Thursday, April 3, 1922
We have never seen such an unhappy example of the effects of liquor than was developed in the trial of Roy Houchin, charged with murder, which resulted in a verdict against him for murder in the second degree.
Jeff Houchin, his father, was an old friend of ours, and he came to a violent death twenty or more years ago, being shot to death by a constable. His son, Roy, lived at the old homestead where the Houchins have resided for many generations. Last fall, three visiting hunters from Morgantown came to the upper end of the county to hunt, and put up at a hotel at Thornwood.
Houchin lived about a mile from town. Houchin was an old friend and companion and the regular program was to hunt in company, and to spend the evening at the farmhouse, the home of Houchin, and go back to the hotel at a late bedtime.
The end of the hunt had come, and the last evening was spent at the farmhouse drinking moonshine liquor, singing, feasting, dancing and having a good time generally. It grew late and Roy Houchin, head of the house, husband, parent and host, having been somewhat overcome by the use of liquor, got sleepy and went to bed, and the visitors prepared to leave.
Then Houchin woke up in a fighting humour. He said on the stand that he had been dreaming. Just what the dream was he did not say, but it must have been something like Ibsen tries to portray in his “Ghosts.”
Anyway, he came into the room he had left a few minutes before. When he left, he was in the best of moods, and when he came back, there was murder in the air. He tried to fight the three visitors, and they were amazed by the transformation that had taken place in the man in so short a time. They escaped from the house.
In front of the house is a noble group of sugar trees and by the time they had reached its shelter, Houchin was on the porch, firing at them, but they were safely behind the trees. Then Houchin called to them to return, and one of them, Lonnie G. Brandt, after talking to him for a while from the safe shelter of the tree, agreed to go back into the house. He did so and in a moment or two, two rifle shots were heard so close together that the witnesses were not sure whether it was one or two shots. A brother of Roy Houchin disarmed him, and Brandt was found on the floor of the kitchen with the calf of one leg pretty well shot away, from which wound he died during the course of the next twenty-four hours.

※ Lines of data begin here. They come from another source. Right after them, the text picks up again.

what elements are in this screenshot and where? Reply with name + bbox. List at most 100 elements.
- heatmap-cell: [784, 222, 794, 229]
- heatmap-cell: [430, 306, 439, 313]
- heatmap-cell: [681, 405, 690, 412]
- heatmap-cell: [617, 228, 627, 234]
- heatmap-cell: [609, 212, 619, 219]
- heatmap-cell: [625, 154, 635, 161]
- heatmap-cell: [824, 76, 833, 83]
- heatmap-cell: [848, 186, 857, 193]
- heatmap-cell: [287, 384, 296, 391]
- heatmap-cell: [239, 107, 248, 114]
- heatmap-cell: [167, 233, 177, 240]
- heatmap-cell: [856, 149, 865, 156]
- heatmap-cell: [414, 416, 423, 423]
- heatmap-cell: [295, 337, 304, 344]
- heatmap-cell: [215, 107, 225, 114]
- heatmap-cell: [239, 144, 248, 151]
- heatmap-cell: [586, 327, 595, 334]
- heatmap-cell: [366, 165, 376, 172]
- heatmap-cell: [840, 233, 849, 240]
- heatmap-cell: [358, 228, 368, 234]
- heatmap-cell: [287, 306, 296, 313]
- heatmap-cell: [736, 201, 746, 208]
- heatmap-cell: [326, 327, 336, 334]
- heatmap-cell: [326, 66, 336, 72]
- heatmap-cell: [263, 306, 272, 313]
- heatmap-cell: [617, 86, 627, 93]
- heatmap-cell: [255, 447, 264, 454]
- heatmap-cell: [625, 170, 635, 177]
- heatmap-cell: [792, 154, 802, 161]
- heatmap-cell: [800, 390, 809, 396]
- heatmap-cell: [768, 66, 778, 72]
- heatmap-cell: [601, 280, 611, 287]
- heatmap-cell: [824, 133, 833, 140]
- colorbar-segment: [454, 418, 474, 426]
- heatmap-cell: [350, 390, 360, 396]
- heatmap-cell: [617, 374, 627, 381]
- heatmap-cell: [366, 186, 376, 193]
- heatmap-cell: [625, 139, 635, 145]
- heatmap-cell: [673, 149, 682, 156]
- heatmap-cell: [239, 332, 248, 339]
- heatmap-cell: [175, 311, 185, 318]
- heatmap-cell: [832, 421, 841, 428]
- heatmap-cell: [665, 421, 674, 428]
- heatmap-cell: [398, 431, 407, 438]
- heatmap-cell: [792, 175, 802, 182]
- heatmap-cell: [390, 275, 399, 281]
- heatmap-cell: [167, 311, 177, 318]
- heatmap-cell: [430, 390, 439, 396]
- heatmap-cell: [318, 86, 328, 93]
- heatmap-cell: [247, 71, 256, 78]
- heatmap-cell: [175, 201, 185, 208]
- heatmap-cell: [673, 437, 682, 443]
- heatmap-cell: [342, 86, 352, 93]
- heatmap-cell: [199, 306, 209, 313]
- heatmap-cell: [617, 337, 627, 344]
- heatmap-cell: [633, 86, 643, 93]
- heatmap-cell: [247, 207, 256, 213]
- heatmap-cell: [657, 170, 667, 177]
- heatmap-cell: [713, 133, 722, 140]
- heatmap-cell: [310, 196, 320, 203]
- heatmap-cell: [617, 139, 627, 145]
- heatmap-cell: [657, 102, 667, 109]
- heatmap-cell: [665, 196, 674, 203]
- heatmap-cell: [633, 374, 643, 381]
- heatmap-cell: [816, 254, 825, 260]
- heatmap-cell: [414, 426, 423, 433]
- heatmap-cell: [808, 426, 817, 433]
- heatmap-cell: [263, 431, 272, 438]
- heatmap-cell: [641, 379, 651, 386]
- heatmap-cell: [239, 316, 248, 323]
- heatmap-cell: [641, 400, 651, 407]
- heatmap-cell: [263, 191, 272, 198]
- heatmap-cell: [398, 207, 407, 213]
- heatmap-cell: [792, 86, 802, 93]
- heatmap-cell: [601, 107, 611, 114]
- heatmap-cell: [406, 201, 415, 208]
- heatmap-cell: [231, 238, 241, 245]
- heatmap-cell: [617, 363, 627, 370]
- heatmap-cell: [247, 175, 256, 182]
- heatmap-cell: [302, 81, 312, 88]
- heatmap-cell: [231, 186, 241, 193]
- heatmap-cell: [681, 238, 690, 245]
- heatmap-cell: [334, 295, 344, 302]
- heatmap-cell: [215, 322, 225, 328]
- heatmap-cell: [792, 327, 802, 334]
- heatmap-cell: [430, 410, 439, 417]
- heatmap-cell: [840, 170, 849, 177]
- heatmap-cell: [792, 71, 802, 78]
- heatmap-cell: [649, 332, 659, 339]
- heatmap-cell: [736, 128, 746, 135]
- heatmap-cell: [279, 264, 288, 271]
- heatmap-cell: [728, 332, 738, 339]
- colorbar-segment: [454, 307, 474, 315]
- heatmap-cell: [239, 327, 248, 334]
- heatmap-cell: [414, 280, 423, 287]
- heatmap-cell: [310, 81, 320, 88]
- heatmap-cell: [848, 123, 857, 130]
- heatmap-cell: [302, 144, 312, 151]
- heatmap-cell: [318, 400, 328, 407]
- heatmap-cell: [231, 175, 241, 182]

The brother, who disarmed Roy Houchin, left the county, after the occurrence, and was not a witness at the trial. And the grown daughter of the prisoner, who was at home, was not examined by either side. The prisoner himself was about as unhappy a mortal to judge, from the anguish in his face and his demeanor at the trial, as it is possible for a man to be. His wife was at the trial also. Talk about trouble, here was trouble for that family, but at the same time it was impossible to forget about that other family in Morgantown broken up by the killing of the head of the house.
The trial was conducted on a very high plane, and it seemed to us that while the jury was sorry for the defendant, they were not prepared to set so dangerous a man at large, and a verdict of guilty was brought in.
KILLING AT CASS
Roy Morris is dead, Reuben Coles is in the Marlinton Hospital with a bad gun shot wound in the leg, and John Brown is in the Pocahontas County jail on a charge of murder. This is the result of a shooting affair in the town of Cass on Monday afternoon, April 10, 1922…
The men were employed by the West Virginia Pulp and Paper Company in their pulp wood mill at Spruce, and had come to Cass for pay day. They had engaged in a little friendly game at Brown’s shanty. There was some liquor and a falling out. Brown claims rocks were thrown, and he went to a neighbor’s shanty for a shot gun. Meeting Coles on the street Brown put a load of shot in his leg; going on he came upon Roy Morris and shot him in the head. They were so close to each other that Morris fell upon the man who killed him. His brains were blown out. He lived a few hours after being brought to Marlinton Hospital. Brown claims Morris had a rock in his hand. Town Sergeant Warwick arrested Brown a few minutes after the shooting…
PANTHER
Word comes of a big panther on Williams River. The other night John Roberts was making his way home through the dark and came to the foot log across Little Laurel. When about halfway across he thought he could distinguish the tawny form of some large animal crouched on the other end of the log. As the man paused he heard the measured beat of the beast’s tail. Keeping his eye on the animal, Mr. Roberts began to back away. Just at this time his hunting dog came up, smelled the beast and dashed for it through the stream. With a blood curdling growl, it dashed off into the woods. Old hunters like Lum Riddle and Paris Hammond examined the track the next day and pronounced it a panther of the biggest kind.